" I have thought about e-mailing the owner or the directors but I'm afraid that will make things worse for my daughter."
Your own words.
If your child is attending a school where you feel so -- afraid? Ignored? Powerless? -- that you would say this, then you need to find another school. Truly. If talking to the adults who are in CHARGE of this school would somehow make things worse for your child, there is a much bigger issue here: The school is being run very badly.
That issue aside: The mere mention of the word "shooting" would, in most any public school today, bring about the instant removal of that student until the comment could be investigate and, possibly, the child gotten into some form of serious help. Have you told the principal and teacher and counselor -- all three in one meeting, not just one or the other -- exactly what this boy said? Word for word as your daughter related it? I would tell them immediately and inform them that in most schools any such threat -- however impossible it seems, however much the attitude is "he doesn't mean it for real" -- would STILL mean the child would be dealt with the very same day.
Being compassionate toward a clearly troubled child does not mean being dumb about safety.
Sadly, the boy probably needs therapy and other interventions. It sounds as if he has emotional, developmental or mental issues that need help. He's more to be pitied than feared, but your child's safety comes first. If the school is telling you that "It's only words, your child is safe," tell them that your child's mental state is not safe; she is afraid, and no child should be told that it's OK or normal to go to school in fear.
If you know other parents who have had issues with this boy, I suggest you all go, together, to the principal and teacher and say that your children are in fear. Let them know that as parents, you DO feel for the boy, and you do understand he may have issues that are beyond his control and call for help and compassion. But your own children are fearful, and that matters too, and you need for some specific interventions to take place so that this stops and both he and those he is bullying are able to learn in a safe environment.If you must, threaten them with this: It's a private school, and you can take your private school tuition dollars and walk away to somewhere else.

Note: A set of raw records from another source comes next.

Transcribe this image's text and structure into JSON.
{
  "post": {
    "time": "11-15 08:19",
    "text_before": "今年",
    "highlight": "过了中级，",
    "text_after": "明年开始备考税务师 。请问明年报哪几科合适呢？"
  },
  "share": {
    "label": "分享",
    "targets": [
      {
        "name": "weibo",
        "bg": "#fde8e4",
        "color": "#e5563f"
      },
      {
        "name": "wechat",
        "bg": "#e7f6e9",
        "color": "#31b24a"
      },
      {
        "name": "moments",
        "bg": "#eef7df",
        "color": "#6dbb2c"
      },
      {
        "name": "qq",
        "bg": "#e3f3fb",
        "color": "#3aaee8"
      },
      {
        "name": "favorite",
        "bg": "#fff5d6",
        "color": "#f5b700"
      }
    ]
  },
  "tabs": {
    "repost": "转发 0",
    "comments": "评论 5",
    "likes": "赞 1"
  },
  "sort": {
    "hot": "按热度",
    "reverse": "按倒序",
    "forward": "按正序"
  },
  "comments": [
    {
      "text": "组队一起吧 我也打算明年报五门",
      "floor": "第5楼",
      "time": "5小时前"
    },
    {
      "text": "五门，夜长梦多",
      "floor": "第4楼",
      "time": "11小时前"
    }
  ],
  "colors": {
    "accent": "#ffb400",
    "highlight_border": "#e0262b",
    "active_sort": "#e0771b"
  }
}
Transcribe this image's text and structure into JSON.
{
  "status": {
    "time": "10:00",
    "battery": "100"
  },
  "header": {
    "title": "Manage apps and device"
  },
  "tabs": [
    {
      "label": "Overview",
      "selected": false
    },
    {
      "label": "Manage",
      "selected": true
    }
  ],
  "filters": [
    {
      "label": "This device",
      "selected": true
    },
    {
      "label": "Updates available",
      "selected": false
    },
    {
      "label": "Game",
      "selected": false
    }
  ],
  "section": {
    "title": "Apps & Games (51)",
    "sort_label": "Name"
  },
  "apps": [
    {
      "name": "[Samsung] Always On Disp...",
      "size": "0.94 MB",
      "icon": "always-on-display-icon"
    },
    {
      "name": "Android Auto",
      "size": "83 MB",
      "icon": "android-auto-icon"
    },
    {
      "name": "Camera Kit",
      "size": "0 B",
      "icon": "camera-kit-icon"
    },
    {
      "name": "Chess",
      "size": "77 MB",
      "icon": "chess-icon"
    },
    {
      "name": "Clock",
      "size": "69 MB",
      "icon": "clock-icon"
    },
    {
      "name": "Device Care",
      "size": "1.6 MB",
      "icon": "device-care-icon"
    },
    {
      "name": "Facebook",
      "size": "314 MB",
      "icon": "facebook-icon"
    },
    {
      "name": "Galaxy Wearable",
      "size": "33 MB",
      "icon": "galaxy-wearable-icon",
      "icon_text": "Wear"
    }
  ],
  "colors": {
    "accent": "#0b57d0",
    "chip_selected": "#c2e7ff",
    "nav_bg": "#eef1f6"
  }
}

A boy in my daughter's class in first grade had some issues with this kind of talk and with shoving girls and hitting boys etc. (though he was not older or bigger than other kids). The intervention was swift and firm at school. His desk was moved so it was touching -- not next to, but actually touching -- the teacher's desk. He spent part of each day doing classwork at a table inside the principal's office, not as a punishment for any specific behaviors but as a matter of course in his school day. He was closely monitored by teachers when in gym or at recess. Problem? Instant removal, no appeals, off to the principal's office to do classwork. It took a team -- his classroom teacher (who was very experienced), the principal, the vice principal (who sort of oversaw him in general), the school counselor (who intervened with his parents) and the teachers of gym etc. -- to nip this in the bud. He quickly learned he could not behave in certain ways or he would be instantly removed from everything and thrust into the principal's office for ALL of the day. Very importantly, he also got counseling and other forms of help with his aggression issues.
So it takes a lot of work. Is your school willing to do it? Are the boy's parents? Are other parents willing to work with you to impress on the school that this is not something that can be tolerated, whether or not the parents of this boy say they'll sue?